Besides, there's no universal unwritten rule stating that you have to use the bleeding edge version of every dependency.

Keeping all dependencies up-to-date is mostly in the interest of widely used libraries not one-off applications.



Not sure what the OP's problem was, but I've had issues with old libraries where some dependencies have been removed from npmjs.com. It's totally ridiculous.


I solve such problem for our clients by packaging every dependency we use in project as independent RPM package, so whole application can be installed using single "yum install ..." command from local repository without need to connect to internet. It allows us to precisely control version of libraries we use and also allows to apply patches to them when a problem is found.


I haven't seen the disappearing libraries from registry.

I did find a few libraries that have been completely abandoned...like 2/3 of the libraries I used.

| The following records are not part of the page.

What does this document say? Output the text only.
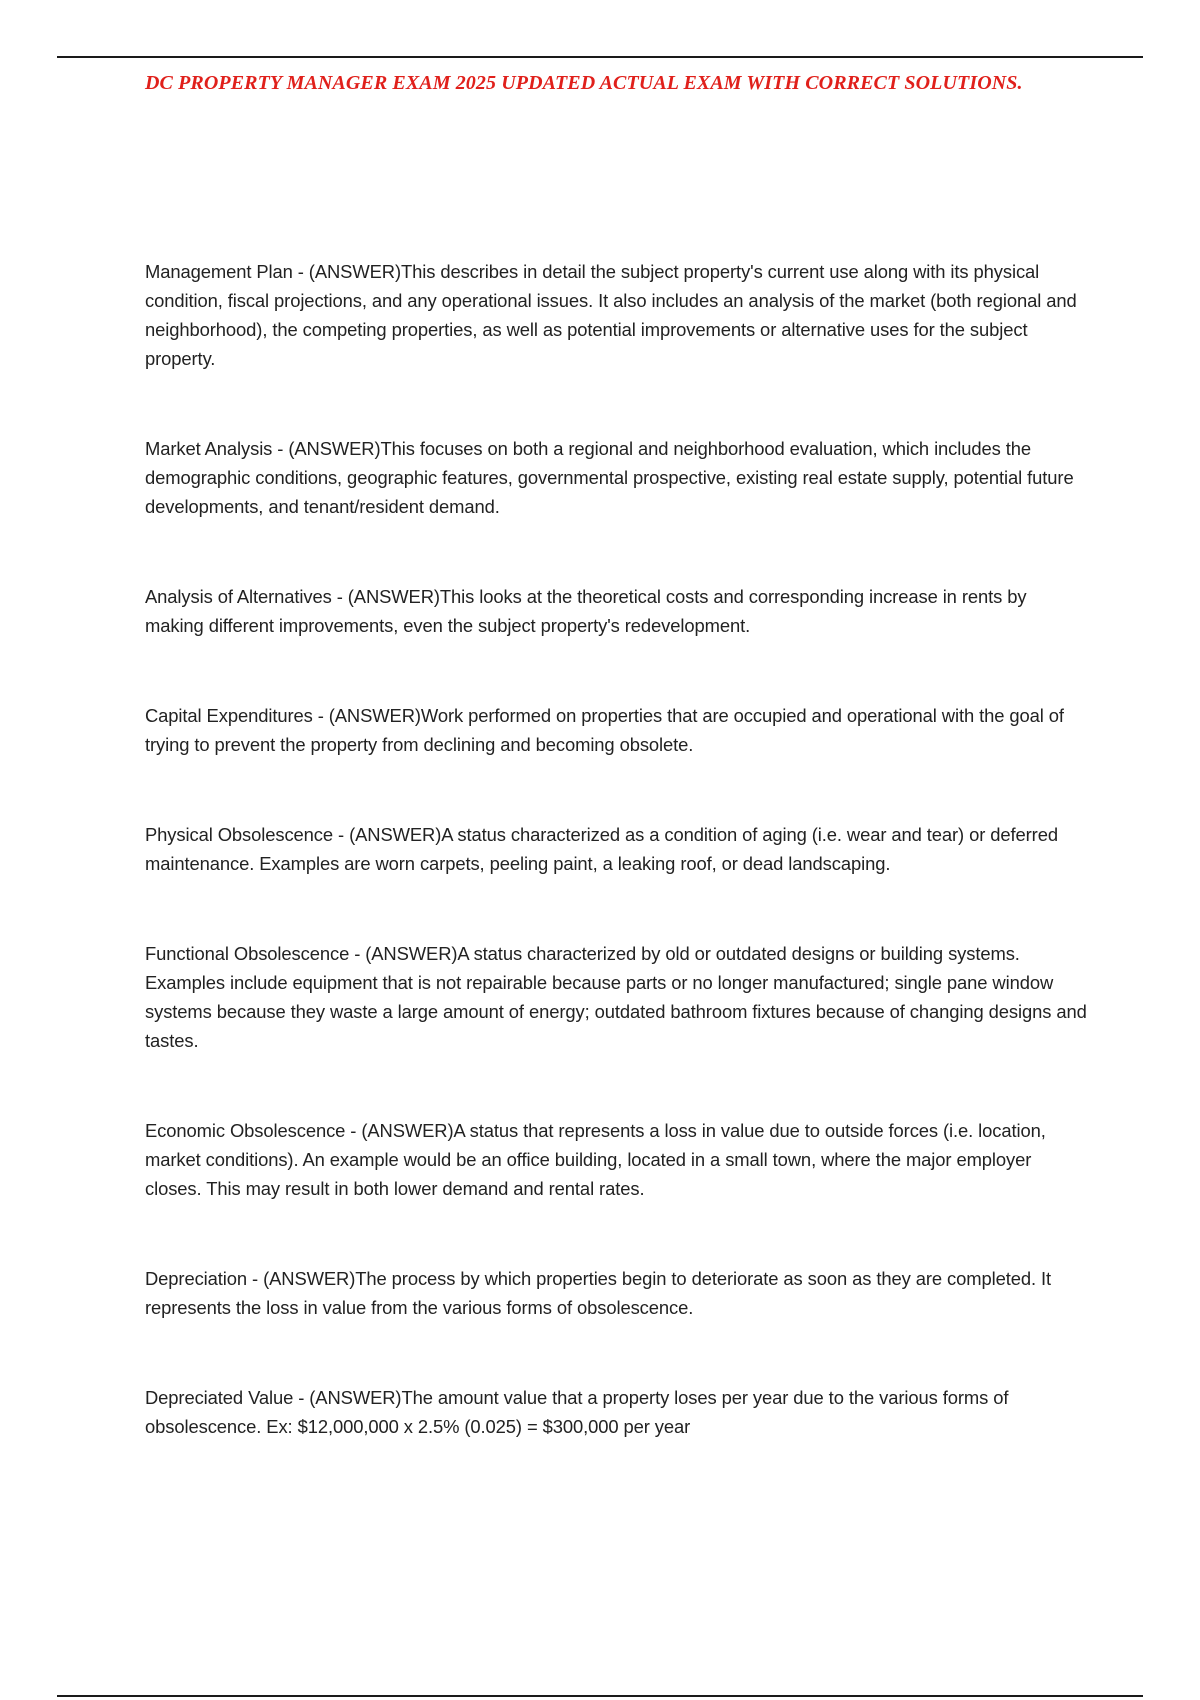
DC PROPERTY MANAGER EXAM 2025 UPDATED ACTUAL EXAM WITH CORRECT SOLUTIONS.

Management Plan - (ANSWER)This describes in detail the subject property's current use along with its physical condition, fiscal projections, and any operational issues. It also includes an analysis of the market (both regional and neighborhood), the competing properties, as well as potential improvements or alternative uses for the subject property.

Market Analysis - (ANSWER)This focuses on both a regional and neighborhood evaluation, which includes the demographic conditions, geographic features, governmental prospective, existing real estate supply, potential future developments, and tenant/resident demand.

Analysis of Alternatives - (ANSWER)This looks at the theoretical costs and corresponding increase in rents by making different improvements, even the subject property's redevelopment.

Capital Expenditures - (ANSWER)Work performed on properties that are occupied and operational with the goal of trying to prevent the property from declining and becoming obsolete.

Physical Obsolescence - (ANSWER)A status characterized as a condition of aging (i.e. wear and tear) or deferred maintenance. Examples are worn carpets, peeling paint, a leaking roof, or dead landscaping.

Functional Obsolescence - (ANSWER)A status characterized by old or outdated designs or building systems. Examples include equipment that is not repairable because parts or no longer manufactured; single pane window systems because they waste a large amount of energy; outdated bathroom fixtures because of changing designs and tastes.

Economic Obsolescence - (ANSWER)A status that represents a loss in value due to outside forces (i.e. location, market conditions). An example would be an office building, located in a small town, where the major employer closes. This may result in both lower demand and rental rates.

Depreciation - (ANSWER)The process by which properties begin to deteriorate as soon as they are completed. It represents the loss in value from the various forms of obsolescence.

Depreciated Value - (ANSWER)The amount value that a property loses per year due to the various forms of obsolescence. Ex: $12,000,000 x 2.5% (0.025) = $300,000 per year
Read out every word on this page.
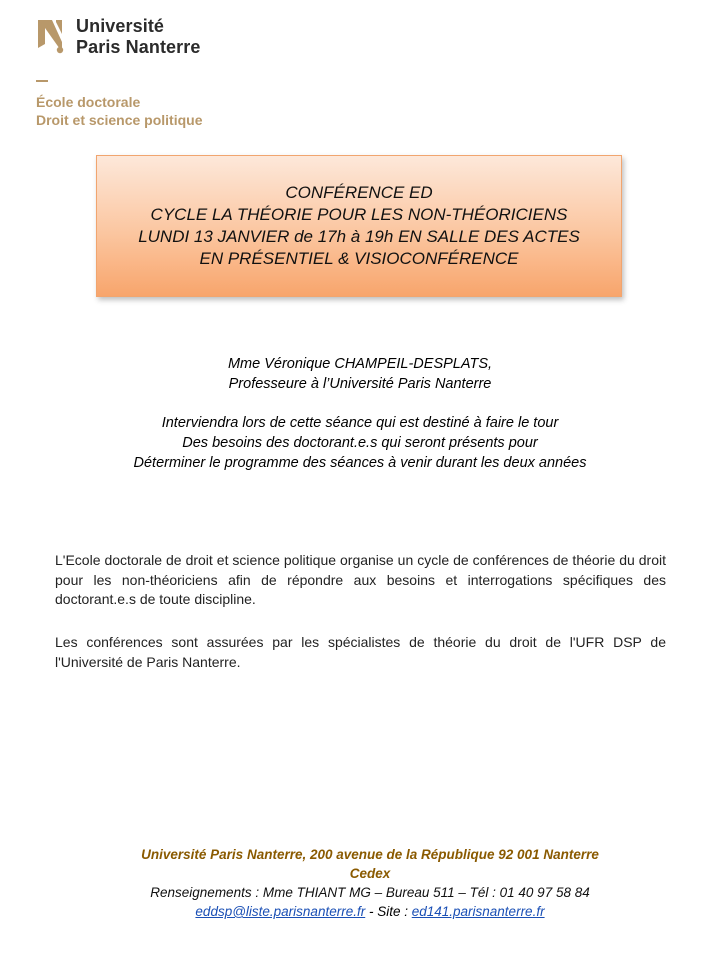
Université
Paris Nanterre
École doctorale
Droit et science politique
CONFÉRENCE ED
CYCLE LA THÉORIE POUR LES NON-THÉORICIENS
LUNDI 13 JANVIER de 17h à 19h EN SALLE DES ACTES
EN PRÉSENTIEL & VISIOCONFÉRENCE
Mme Véronique CHAMPEIL-DESPLATS,
Professeure à l’Université Paris Nanterre
Interviendra lors de cette séance qui est destiné à faire le tour
Des besoins des doctorant.e.s qui seront présents pour
Déterminer le programme des séances à venir durant les deux années
L'Ecole doctorale de droit et science politique organise un cycle de conférences de théorie du droit pour les non-théoriciens afin de répondre aux besoins et interrogations spécifiques des doctorant.e.s de toute discipline.
Les conférences sont assurées par les spécialistes de théorie du droit de l'UFR DSP de l'Université de Paris Nanterre.
Université Paris Nanterre, 200 avenue de la République 92 001 Nanterre
Cedex
Renseignements : Mme THIANT MG – Bureau 511 – Tél : 01 40 97 58 84
eddsp@liste.parisnanterre.fr - Site : ed141.parisnanterre.fr
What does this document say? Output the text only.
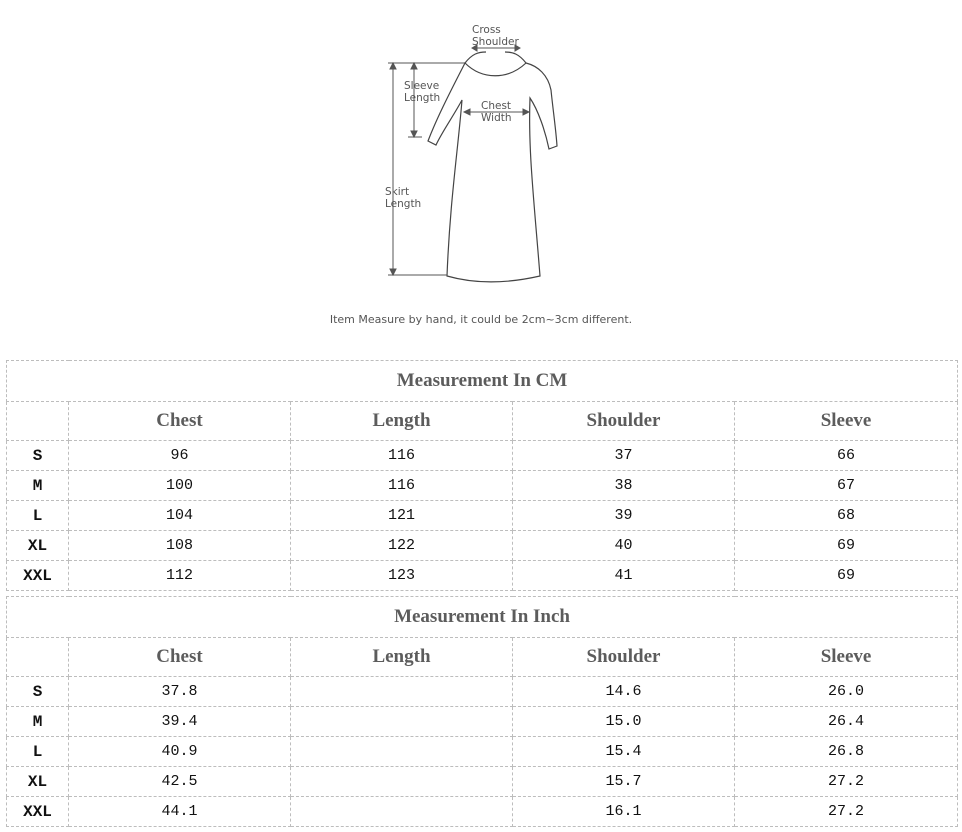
Cross
Shoulder
Sleeve
Length
Chest
Width
Skirt
Length
Item Measure by hand, it could be 2cm~3cm different.
Measurement In CM				
	Chest	Length	Shoulder	Sleeve
S	96	116	37	66
M	100	116	38	67
L	104	121	39	68
XL	108	122	40	69
XXL	112	123	41	69
Measurement In Inch				
	Chest	Length	Shoulder	Sleeve
S	37.8		14.6	26.0
M	39.4		15.0	26.4
L	40.9		15.4	26.8
XL	42.5		15.7	27.2
XXL	44.1		16.1	27.2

So it's not immutable? Blinkin' egg, I'm happy I only played with node.js now. On the other hand, I guess it's always better to vendor one's deps, at least those that are not packaged by the operating systems. The language specific package managers add a lot of complexity.


I went as far as pulling the node_modules directory from production and perfectly matching the node version on my local machine. Linux -> linux and the app won't run locally. I think it's because the node-gyp influenced deps need to be built locally and linked to the right libs.

I then spent a few hours downgrading each version to isolate the issue...found a few libraries that were hard-deprecated (which was nice), found some breaking changes in the node version I'm using and then I just gave up.